Wednesday, October 25, 2017

Considerations for performance and scale

Using DPM in Azure to protect your Azure workloads also means that you need to pay for the additional resources consumed by DPM. This includes the VMs, the Azure disks used as backup storage, and Azure Backup for longer retention. IT administrators have the dual responsibility of providing a performant backup environment and of controlling the costs. With the pay-as-you-use model in Azure, it is possible to “right size” the DPM setup and grow your resources as you need them, without having the reserve capacity up front. This section delves deeper into the parameters that tune the performance and scale DPM in Azure.


Recommendations for better performance
DPM is an I/O-intensive application, and though it is not sensitive to latency, it consumes significant network bandwidth. It is therefore important that the right resources are made available to meet your backup needs. Here is a list of recommendations based on performance tests run with DPM in various configurations:

1. Use the Standard tier when creating a VM in which DPM will be installed. The IOPS per attached disk is higher for the Standard tier (500 IOPS) than for the Basic tier (300 IOPS).

2. Do not use the same storage account for the DPM disks and the disks attached to the production VMs. Azure places a limit of 20,000 IOPS per storage account. If the data to be backed up is read and written to the same storage account, you have effectively halved the IOPS available from the storage account to the workloads or DPM.

3. The minimum VM size should be A2 with 3.5 GB of RAM. DPM needs at least 2 GB of RAM to work correctly, and A2 is the smallest VM size where the RAM is greater than 2 GB.

4. Since DPM and the workloads are in the same region, there is no network egress cost incurred during backup or restore.


Scaling up vs. scaling out
DPM in Azure supports both scale out and scale up. This section provides guidance on when to scale up and when to scale out.

Scaling up your DPM setup deals primarily with the need for more backup storage. Different VM sizes in Azure support a different number of attached virtual disks. Given that the maximum possible size of an Azure disk is just shy of 1 terabyte (TB), each VM size has a limited amount of storage that can be used as directly attached virtual disks.

The other factor that influences the scaling decision is the number of servers that are being protected. A single VM cannot scale up infinitely to provide resources for backing up workloads, and when you reach the limit for a specified size, you need to choose whether to scale up or scale out.

The maximum number of protected servers that a given size can support is derived from scale tests that have been run, while the maximum raw backup storage is a limit imposed by Azure and can be explored in greater detail at http://msdn.microsoft.com/en-us/library/azure/dn197896.aspx.

For example, assume you start with an A2 VM having a single 500-GB virtual disk attached, protecting 10 servers.
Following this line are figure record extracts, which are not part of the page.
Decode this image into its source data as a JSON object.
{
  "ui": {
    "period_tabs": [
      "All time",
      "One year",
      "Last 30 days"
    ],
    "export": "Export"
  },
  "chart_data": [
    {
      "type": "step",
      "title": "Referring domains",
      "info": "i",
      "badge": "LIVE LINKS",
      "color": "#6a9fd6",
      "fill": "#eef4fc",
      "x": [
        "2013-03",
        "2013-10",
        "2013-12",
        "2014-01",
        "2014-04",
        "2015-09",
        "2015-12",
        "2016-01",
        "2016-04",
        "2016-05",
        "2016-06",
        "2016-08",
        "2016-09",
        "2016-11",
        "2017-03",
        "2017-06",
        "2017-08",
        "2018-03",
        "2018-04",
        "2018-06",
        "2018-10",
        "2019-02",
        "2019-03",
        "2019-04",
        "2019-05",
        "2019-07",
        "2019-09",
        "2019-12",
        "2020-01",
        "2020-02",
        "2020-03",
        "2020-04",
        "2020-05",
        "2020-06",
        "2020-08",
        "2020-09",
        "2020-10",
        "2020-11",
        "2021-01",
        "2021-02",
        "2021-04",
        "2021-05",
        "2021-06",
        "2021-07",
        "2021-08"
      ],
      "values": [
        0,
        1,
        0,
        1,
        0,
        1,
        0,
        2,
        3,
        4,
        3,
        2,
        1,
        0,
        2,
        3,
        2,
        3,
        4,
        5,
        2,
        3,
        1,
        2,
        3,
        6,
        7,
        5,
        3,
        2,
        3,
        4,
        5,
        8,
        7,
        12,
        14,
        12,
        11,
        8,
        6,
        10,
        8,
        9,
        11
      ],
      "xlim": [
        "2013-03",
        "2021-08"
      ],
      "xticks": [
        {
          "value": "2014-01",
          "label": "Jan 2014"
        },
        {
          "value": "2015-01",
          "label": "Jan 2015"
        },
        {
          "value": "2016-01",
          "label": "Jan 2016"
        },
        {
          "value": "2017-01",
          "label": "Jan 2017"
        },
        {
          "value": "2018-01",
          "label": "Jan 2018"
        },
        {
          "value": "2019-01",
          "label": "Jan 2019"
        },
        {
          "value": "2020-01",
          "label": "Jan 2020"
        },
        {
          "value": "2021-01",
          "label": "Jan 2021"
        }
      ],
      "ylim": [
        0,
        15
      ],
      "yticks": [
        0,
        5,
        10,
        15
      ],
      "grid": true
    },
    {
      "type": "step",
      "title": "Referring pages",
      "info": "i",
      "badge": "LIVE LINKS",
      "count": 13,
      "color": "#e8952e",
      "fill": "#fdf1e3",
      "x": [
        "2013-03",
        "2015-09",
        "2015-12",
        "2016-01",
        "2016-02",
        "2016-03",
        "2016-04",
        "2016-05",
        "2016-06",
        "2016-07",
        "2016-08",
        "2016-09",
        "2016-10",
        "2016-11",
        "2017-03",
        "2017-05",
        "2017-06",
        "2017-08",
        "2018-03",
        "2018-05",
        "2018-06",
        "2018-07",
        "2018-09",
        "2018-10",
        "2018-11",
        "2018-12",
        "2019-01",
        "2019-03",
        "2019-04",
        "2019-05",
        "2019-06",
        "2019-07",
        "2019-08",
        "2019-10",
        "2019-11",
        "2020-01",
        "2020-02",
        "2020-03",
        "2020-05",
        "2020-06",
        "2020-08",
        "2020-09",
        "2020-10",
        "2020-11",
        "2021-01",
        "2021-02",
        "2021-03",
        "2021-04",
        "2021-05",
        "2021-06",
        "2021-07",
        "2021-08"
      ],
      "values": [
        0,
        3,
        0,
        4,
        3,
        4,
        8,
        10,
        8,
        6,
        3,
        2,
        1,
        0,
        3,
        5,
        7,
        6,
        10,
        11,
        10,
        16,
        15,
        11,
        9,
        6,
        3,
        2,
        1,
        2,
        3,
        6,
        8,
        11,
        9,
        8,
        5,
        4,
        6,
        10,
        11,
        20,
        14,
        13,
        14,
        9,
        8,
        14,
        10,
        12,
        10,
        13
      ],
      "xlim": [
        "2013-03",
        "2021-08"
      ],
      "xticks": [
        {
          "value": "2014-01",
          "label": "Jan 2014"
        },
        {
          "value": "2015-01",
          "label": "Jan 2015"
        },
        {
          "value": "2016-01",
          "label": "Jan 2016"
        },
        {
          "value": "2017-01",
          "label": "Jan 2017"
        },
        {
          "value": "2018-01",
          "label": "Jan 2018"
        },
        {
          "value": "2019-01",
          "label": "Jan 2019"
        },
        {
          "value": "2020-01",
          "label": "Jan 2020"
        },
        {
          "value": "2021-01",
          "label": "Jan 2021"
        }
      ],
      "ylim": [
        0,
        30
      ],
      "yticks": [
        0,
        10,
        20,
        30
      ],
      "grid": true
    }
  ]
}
If you need more storage, the first step is to exhaust the storage capability of the A2 VM. The easiest way to do this is to create a new virtual disk and attach it to the running VM. If you need to protect more servers, then you can install up to 20 agents on various Azure VMs to protect the workloads on those servers. When you reach the maximum storage capacity of the VM or exhaust the number of servers that the DPM instance should be handling, you can either scale up or scale out:

Change the VM size. Click the VM to open the detailed view. Click the Configure tab,and scroll down to the Virtual Machine Size drop-down list. Change the VM size tothe next higher size, and click Save.

Create another VM, and configure DPM with the same steps that have been highlighted

The advantage of changing the VM size is that the software is already set up and you need to manage one less backup server. However, when you reach an A4 size and exhaust either the maximum raw backup storage or the number of protected servers, then you have to scale out and create a new VM to accommodate your backup growth.


Tiering data to Azure Backup
Protecting large amounts of data can quickly degenerate into a situation where a large number of DPM VMs are needed for longer retention. For example, protecting 100 GB of data for 30 days and having 5-GB daily incremental backup data means that DPM ends up storing 250 GB of data. (This is based on an initial size of 100 GB plus 30 days of incremental backups at 5 GB per backup.) Working backwards with the same assumptions, it means that you cannot protect more than 1.6 TB of data using an A2 VM. This data growth can be severely limiting as you incur additional costs of spinning up and running new VMs.

The recommendation is to use Azure Backup as the bottomless storage pit for anything more than a few days. Thus, the data retained with DPM is always the freshest and can be used quickly for any immediate recovery scenarios. This also postpones the decision to scale up or scale out with respect to hitting the maximum raw backup storage limit.